Aide à mourir: désaccord confirmé entre députés et sénateurs, vers une adoption définitive le 15 juillet
Députés et sénateurs ont acté mardi leur désaccord sur la réforme de la fin de vie, échouant à trouver un compromis sur la proposition de loi créant un droit à l'aide à mourir, selon des sources parlementaires. L'Assemblée nationale devrait avoir le dernier mot le 15 juillet.
Après deux lectures dans chaque chambre parlementaire, cet échec de la commission mixte paritaire (CMP), réunissant 14 élus des deux chambres, ne faisait guère de doute.
Les députés ont en effet adopté par deux fois le texte de l'ex-député Olivier Falorni, créant une procédure encadrée d'aide à mourir accessible à certains malades en fin de vie. Le Sénat, lui, s'y est opposé à deux reprises.
Après une nouvelle lecture dans chaque chambre, le gouvernement "donnera le dernier mot aux députés le 15 juillet", a annoncé le ministre des Relations avec le Parlement Laurent Panifous sur Sud Radio.
Les députés s'en saisiront la semaine du 22 juin, avant les sénateurs.

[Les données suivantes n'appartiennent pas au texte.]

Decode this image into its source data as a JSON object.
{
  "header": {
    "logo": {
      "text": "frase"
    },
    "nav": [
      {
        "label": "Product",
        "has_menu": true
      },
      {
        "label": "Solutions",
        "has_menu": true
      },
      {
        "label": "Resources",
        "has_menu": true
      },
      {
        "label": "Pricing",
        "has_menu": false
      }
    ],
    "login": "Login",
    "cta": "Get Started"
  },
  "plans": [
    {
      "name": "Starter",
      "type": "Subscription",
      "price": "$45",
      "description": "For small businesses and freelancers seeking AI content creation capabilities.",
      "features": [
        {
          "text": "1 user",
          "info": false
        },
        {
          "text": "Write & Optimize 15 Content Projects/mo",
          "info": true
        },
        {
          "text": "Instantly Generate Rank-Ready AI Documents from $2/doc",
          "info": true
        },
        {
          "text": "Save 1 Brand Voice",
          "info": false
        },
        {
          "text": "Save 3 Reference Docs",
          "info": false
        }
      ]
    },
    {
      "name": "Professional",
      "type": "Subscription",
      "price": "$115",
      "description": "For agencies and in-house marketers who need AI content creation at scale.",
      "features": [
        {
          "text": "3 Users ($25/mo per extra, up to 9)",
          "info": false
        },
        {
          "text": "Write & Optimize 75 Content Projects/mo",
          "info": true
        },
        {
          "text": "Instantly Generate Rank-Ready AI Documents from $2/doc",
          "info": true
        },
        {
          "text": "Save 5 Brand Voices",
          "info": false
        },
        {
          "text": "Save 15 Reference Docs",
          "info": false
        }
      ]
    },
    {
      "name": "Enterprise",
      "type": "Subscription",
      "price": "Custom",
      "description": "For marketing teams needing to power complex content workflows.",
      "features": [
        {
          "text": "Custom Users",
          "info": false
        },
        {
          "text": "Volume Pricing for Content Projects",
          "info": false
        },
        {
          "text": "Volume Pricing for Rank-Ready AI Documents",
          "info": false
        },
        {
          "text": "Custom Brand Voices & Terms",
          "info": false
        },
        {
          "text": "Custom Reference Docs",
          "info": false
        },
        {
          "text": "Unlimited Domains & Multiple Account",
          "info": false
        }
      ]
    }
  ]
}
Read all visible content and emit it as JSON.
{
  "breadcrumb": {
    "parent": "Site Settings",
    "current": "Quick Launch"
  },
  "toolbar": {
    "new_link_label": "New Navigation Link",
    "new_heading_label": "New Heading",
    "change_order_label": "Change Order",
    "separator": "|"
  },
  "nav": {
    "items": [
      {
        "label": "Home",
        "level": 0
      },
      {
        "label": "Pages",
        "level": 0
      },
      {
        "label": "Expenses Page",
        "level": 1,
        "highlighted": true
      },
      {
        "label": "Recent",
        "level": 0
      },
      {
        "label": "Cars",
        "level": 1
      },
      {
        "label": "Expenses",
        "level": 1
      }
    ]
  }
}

Les cinq corapporteurs du texte à l'Assemblée nationale, issus de la gauche et du bloc central, tiendront mercredi à 12h00 une conférence de presse pour évoquer la suite de l'examen.
"Le débat doit avoir lieu. Le vote doit avoir lieu. Un texte doit être adopté dans les prochaines semaines", ont-ils affirmé lundi dans un communiqué commun, regrettant que "depuis plus d'un an, le Sénat s'efforce avec minutie et méthode d'empêcher l'aboutissement d'un texte pourtant attendu par une large majorité de Français".
Les membres LR de la commission mixte paritaire ont eux fustigé dans un communiqué mardi la "précipitation avec laquelle le gouvernement entend examiner" le texte. Les parlementaires "ne disposeront pas de suffisamment de temps pour mener de manière sérieuse les concertations et analyses indispensables à l'adoption d'un texte qui touche aux valeurs essentielles de notre société", ont-ils critiqué.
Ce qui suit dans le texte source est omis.